Aquela mulher fantástica o perseguia. No trabalho, em casa, na rua. E ele adorava cada momento dessa perseguição


Por ALBERTO LÓPEZ TORRES


— Não me pergunte nada, amor.


— Me diz apenas onde mora, o que faz?


— Amor, se eu lhe dissesse tudo...


— Mas preciso saber seu nome... Como poderia me lembrar de você se...


— Lhe deixo minha pele tatuada na sua pele... Te encontro amanhã.


— Espere um pouco...


Mas Ela ia embora deixando o quarto cheio de sua ausência. Uma tristeza de curva de rio crescia nele desde o fundo do seu sangue — uma tristeza sem palavras, quase alegre, que vagamente sorria nas suas mãos deixando escapar a lembrança da sua pele.

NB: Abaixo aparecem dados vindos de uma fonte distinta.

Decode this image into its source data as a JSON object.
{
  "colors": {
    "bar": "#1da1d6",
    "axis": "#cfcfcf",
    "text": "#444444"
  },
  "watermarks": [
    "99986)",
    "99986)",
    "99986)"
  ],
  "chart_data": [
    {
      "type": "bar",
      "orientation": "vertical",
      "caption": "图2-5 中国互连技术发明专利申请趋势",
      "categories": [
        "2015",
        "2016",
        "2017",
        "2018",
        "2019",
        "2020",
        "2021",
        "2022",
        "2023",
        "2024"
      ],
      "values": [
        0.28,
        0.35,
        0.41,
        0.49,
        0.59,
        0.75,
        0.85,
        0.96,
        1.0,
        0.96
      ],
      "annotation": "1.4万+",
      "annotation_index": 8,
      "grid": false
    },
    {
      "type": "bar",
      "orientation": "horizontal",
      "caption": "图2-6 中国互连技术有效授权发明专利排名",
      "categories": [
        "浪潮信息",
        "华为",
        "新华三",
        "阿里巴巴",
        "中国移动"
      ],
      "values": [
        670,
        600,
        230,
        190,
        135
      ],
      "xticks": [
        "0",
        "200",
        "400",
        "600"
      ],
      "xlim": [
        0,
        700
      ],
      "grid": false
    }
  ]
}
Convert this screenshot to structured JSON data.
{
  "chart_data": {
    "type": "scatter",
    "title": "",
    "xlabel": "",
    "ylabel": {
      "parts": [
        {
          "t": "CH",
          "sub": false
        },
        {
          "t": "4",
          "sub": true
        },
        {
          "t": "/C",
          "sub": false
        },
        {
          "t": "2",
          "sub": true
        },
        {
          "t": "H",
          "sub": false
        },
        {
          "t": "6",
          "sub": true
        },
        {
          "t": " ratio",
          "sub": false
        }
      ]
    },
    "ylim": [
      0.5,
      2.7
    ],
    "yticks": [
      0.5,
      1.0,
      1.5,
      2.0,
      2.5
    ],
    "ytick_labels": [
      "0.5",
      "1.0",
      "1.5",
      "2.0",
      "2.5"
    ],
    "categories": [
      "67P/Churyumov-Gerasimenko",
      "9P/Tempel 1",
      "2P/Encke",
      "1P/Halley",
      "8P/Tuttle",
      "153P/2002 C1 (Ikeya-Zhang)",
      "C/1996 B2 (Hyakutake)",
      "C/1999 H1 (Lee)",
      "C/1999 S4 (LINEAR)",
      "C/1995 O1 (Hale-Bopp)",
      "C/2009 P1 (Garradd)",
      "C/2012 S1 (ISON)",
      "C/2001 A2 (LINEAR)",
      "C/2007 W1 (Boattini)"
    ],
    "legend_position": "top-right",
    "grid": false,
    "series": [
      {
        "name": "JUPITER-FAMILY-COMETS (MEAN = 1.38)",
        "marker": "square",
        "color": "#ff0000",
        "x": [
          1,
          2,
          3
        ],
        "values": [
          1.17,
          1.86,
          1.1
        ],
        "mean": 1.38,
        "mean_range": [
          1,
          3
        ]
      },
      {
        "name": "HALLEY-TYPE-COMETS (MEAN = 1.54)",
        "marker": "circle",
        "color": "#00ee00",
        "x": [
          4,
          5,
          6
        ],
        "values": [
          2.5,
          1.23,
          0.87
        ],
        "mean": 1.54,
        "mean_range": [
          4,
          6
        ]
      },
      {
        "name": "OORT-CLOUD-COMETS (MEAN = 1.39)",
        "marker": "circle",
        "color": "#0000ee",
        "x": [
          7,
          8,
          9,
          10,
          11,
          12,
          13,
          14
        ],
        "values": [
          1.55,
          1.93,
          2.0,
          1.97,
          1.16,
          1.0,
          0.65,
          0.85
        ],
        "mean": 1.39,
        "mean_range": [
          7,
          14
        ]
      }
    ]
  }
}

Haviam se encontrado três vezes e ele acreditava conhecê-la desde sempre. Não lembrava como a tinha conhecido. Sua lembrança já estava envolvida por essa névoa em que a memória transforma o tempo. Quando a encontrava era mais uma lembrança do que uma mulher. Mas, de repente, o tempo perdia sua forma e Ela surgia com uma violência inesperada, impondo-lhe sua presença, como a resposta exata para cada um dos seus poros. Era Ela, a enigmática, Ela que absolvia todas as suas perguntas e, ao mesmo tempo, o fazia sentir sua resposta.


Fazia mais de cinco anos que trabalhava como escriturário no 3.° Tabelião. Era um lugar sórdido, com um cheiro úmido emanando dos montes de papéis, enquanto velhas e pesadas máquinas de escrever metralhavam os ouvidos dos funcionários.


— Carlos Guilherme, se você quiser conservar seu emprego, acho melhor prestar mais atenção ao que está fazendo. Ultimamente suas minutas estão infestadas de alusões eróticas e isso eu não posso permitir. Tudo menos pornografia!


— Pois não, doutor — respondia, enquanto arregaçava as mangas da camisa, sentado diante da sua velha Remington: "Ao norte, numa extensão de 23 metros e 17 centímetros, com o senhor Benedito dos Santos. Ao sul... seus imensos olhos sedentos suplicantes... A oeste, em toda a sua extensão com o rio... caudal das suas coxas transbordantes e suas unhas procurando o porto dos meus ombros no meio da tormenta do seu ventre... A leste... o precipício dos seus seios".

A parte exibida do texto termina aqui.